Я сочиняла прославляющие оды розовому кварцу его ягодиц и зачитывала их под всеобщее одобрение тех, кто волей судьбы шёл, не разбирая дороги, за одной этой задницей. Однажды Братец предложил мне помочь ему с выбором брюк. Магазин был пустым, только продавец и кассирша скучали на ломких трупах светских тем. Возможно, именно поэтому продавец оказался таким назойливым. Апрель вышел из примерочной, а я решила помочь продавцу с его тоской, спросив, достаточно ли превосходны такие брюки для сиятельного зада моего спутника. Консультант покинул магазин, а мы нашли другие брюки.

Один полиглот как-то спросил меня, что этот тринадцатилетний мальчик делает среди взрослых людей. И меня осенило — а что если я всё это время нарушала закон и развращала несовершеннолетнего? Я сослалась на удивление нашего общего знакомого и справилась у Апреля о его возрасте. Оказалось, что намного больше, чем решил полиглот, и на вечность меньше, чем мечталось мне. Братец явился к полиглоту сам, и тому пришлось извиниться за подозрение Братца в его демонической природе.
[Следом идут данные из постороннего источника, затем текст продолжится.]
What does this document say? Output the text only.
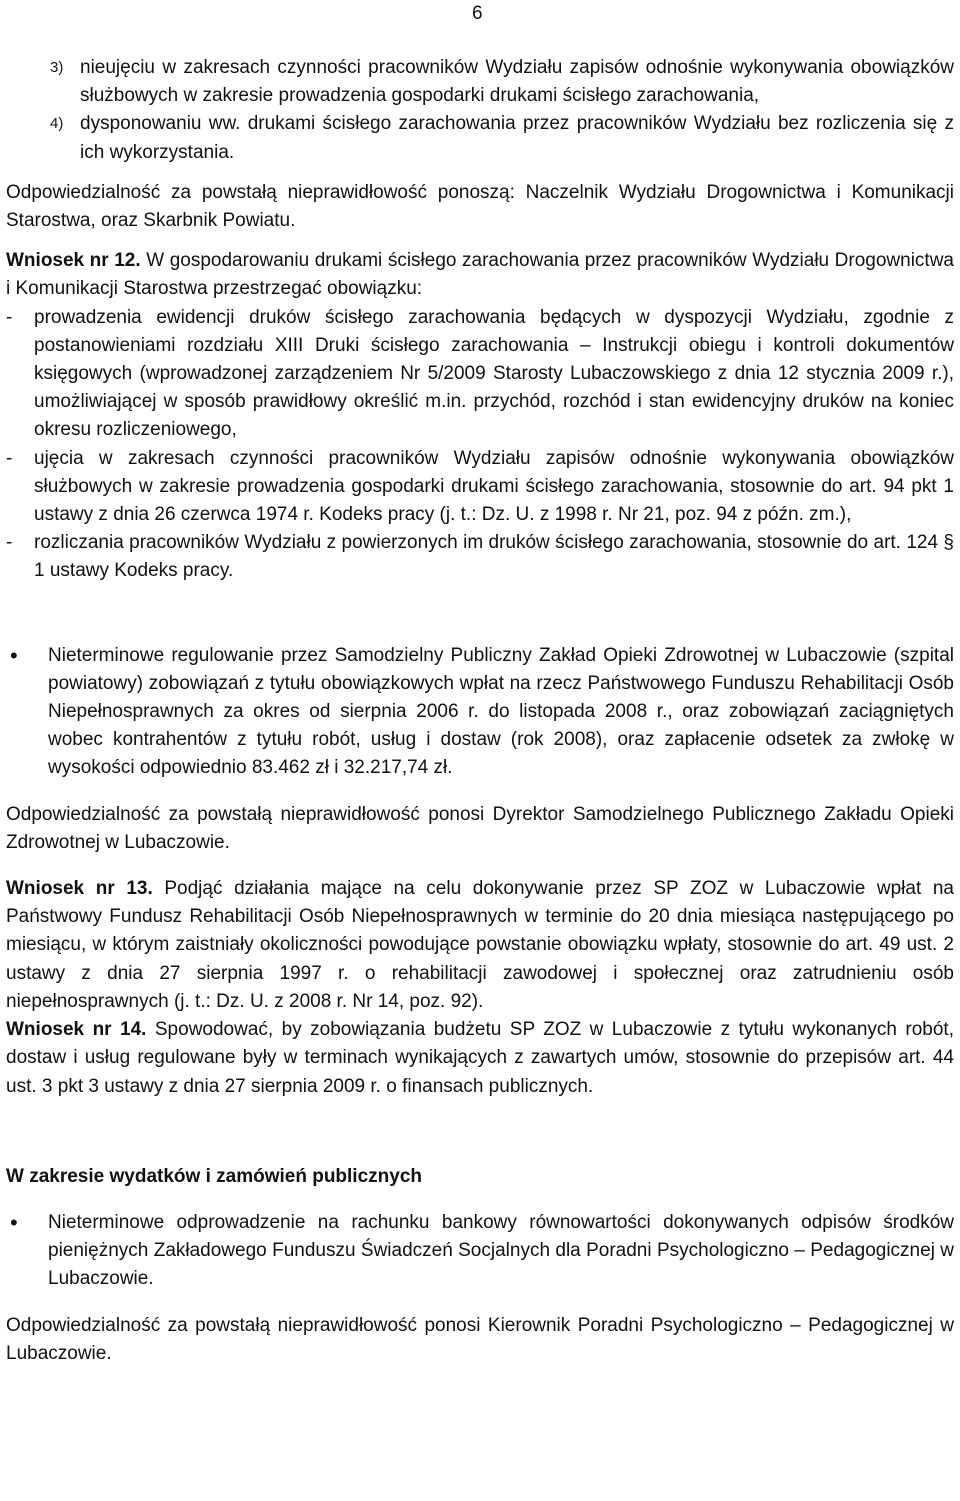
6

3) nieujęciu w zakresach czynności pracowników Wydziału zapisów odnośnie wykonywania obowiązków służbowych w zakresie prowadzenia gospodarki drukami ścisłego zarachowania,

4) dysponowaniu ww. drukami ścisłego zarachowania przez pracowników Wydziału bez rozliczenia się z ich wykorzystania.

Odpowiedzialność za powstałą nieprawidłowość ponoszą: Naczelnik Wydziału Drogownictwa i Komunikacji Starostwa, oraz Skarbnik Powiatu.

Wniosek nr 12. W gospodarowaniu drukami ścisłego zarachowania przez pracowników Wydziału Drogownictwa i Komunikacji Starostwa przestrzegać obowiązku:

- prowadzenia ewidencji druków ścisłego zarachowania będących w dyspozycji Wydziału, zgodnie z postanowieniami rozdziału XIII Druki ścisłego zarachowania – Instrukcji obiegu i kontroli dokumentów księgowych (wprowadzonej zarządzeniem Nr 5/2009 Starosty Lubaczowskiego z dnia 12 stycznia 2009 r.), umożliwiającej w sposób prawidłowy określić m.in. przychód, rozchód i stan ewidencyjny druków na koniec okresu rozliczeniowego,

- ujęcia w zakresach czynności pracowników Wydziału zapisów odnośnie wykonywania obowiązków służbowych w zakresie prowadzenia gospodarki drukami ścisłego zarachowania, stosownie do art. 94 pkt 1 ustawy z dnia 26 czerwca 1974 r. Kodeks pracy (j. t.: Dz. U. z 1998 r. Nr 21, poz. 94 z późn. zm.),

- rozliczania pracowników Wydziału z powierzonych im druków ścisłego zarachowania, stosownie do art. 124 § 1 ustawy Kodeks pracy.

• Nieterminowe regulowanie przez Samodzielny Publiczny Zakład Opieki Zdrowotnej w Lubaczowie (szpital powiatowy) zobowiązań z tytułu obowiązkowych wpłat na rzecz Państwowego Funduszu Rehabilitacji Osób Niepełnosprawnych za okres od sierpnia 2006 r. do listopada 2008 r., oraz zobowiązań zaciągniętych wobec kontrahentów z tytułu robót, usług i dostaw (rok 2008), oraz zapłacenie odsetek za zwłokę w wysokości odpowiednio 83.462 zł i 32.217,74 zł.

Odpowiedzialność za powstałą nieprawidłowość ponosi Dyrektor Samodzielnego Publicznego Zakładu Opieki Zdrowotnej w Lubaczowie.

Wniosek nr 13. Podjąć działania mające na celu dokonywanie przez SP ZOZ w Lubaczowie wpłat na Państwowy Fundusz Rehabilitacji Osób Niepełnosprawnych w terminie do 20 dnia miesiąca następującego po miesiącu, w którym zaistniały okoliczności powodujące powstanie obowiązku wpłaty, stosownie do art. 49 ust. 2 ustawy z dnia 27 sierpnia 1997 r. o rehabilitacji zawodowej i społecznej oraz zatrudnieniu osób niepełnosprawnych (j. t.: Dz. U. z 2008 r. Nr 14, poz. 92).

Wniosek nr 14. Spowodować, by zobowiązania budżetu SP ZOZ w Lubaczowie z tytułu wykonanych robót, dostaw i usług regulowane były w terminach wynikających z zawartych umów, stosownie do przepisów art. 44 ust. 3 pkt 3 ustawy z dnia 27 sierpnia 2009 r. o finansach publicznych.

W zakresie wydatków i zamówień publicznych

• Nieterminowe odprowadzenie na rachunku bankowy równowartości dokonywanych odpisów środków pieniężnych Zakładowego Funduszu Świadczeń Socjalnych dla Poradni Psychologiczno – Pedagogicznej w Lubaczowie.

Odpowiedzialność za powstałą nieprawidłowość ponosi Kierownik Poradni Psychologiczno – Pedagogicznej w Lubaczowie.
С тех пор мало что изменилось, лишь полиглот стал держаться поодаль и тихонько крестился.

Но даже оказавшись чем-то приходящим, Братец Апрель остался для меня запретной дверью, ключ к которой требовалось найти. И начать я решила со своей коллекции. Спустя годы  нескончаемых побегов, в моём ящике порочного круга вины скопилось немало таинственных ключей, среди которых мог оказаться подходящий. Нужно было найти причину видеться почаще, чтобы аккуратно подобрать... И вдруг Апрель сам изъявил готовность участвовать во всех событиях моей отщепенческой жизни, в то время как она уже сделалась лихорадочным перебором железной, медной, латунной, оловянной, серебряной жатвы моих потемневших грехов.

Мне оставалось только ждать приглашения в жизнь чужую. И меня пригласили. Я послушно легла на краешке, напоенная горьким отваром, укрытая пропитанной зноем шкурой белого зверя. Я хотела знать, видимы ли сны в моём кошмаре. Но вместо этого проснулась, а Братец сказал мне: «Не взбалмошный ещё не значит, что не страстный». Далее — возврат в привычный мне кошмар, с небесным пеклом, бессильными руками, лохматым сфинксом... только теперь и сломанным ключом в кармане.

Я пыталась удирать в безвременье. Но Братец тут же появлялся рядом. Просто. Мимоходом. А за ним вереница знакомых — новых, старых — и все как будто живые. Он признался, что наученный потерей, больше никого не отпустит без прощания. Для меня это значило, что мы с ним дети одного кошмара. Я подарила ему ящик с ключами и решила бежать из города. Он принял ящик, усмехнулся и позвонил домашним предупредить, что вернётся с отличной добычей, а потому немного задержится. Надо было спешить на вокзал, но Братец выронил подарок, ключи рассыпались по полу, и я осталась смотреть, как он медленно их подбирает, рассматривая каждый с неуместным любопытством. Наконец, дело дошло до сломанного. Братец хохотнул, из рта его раздался запах мертвечины.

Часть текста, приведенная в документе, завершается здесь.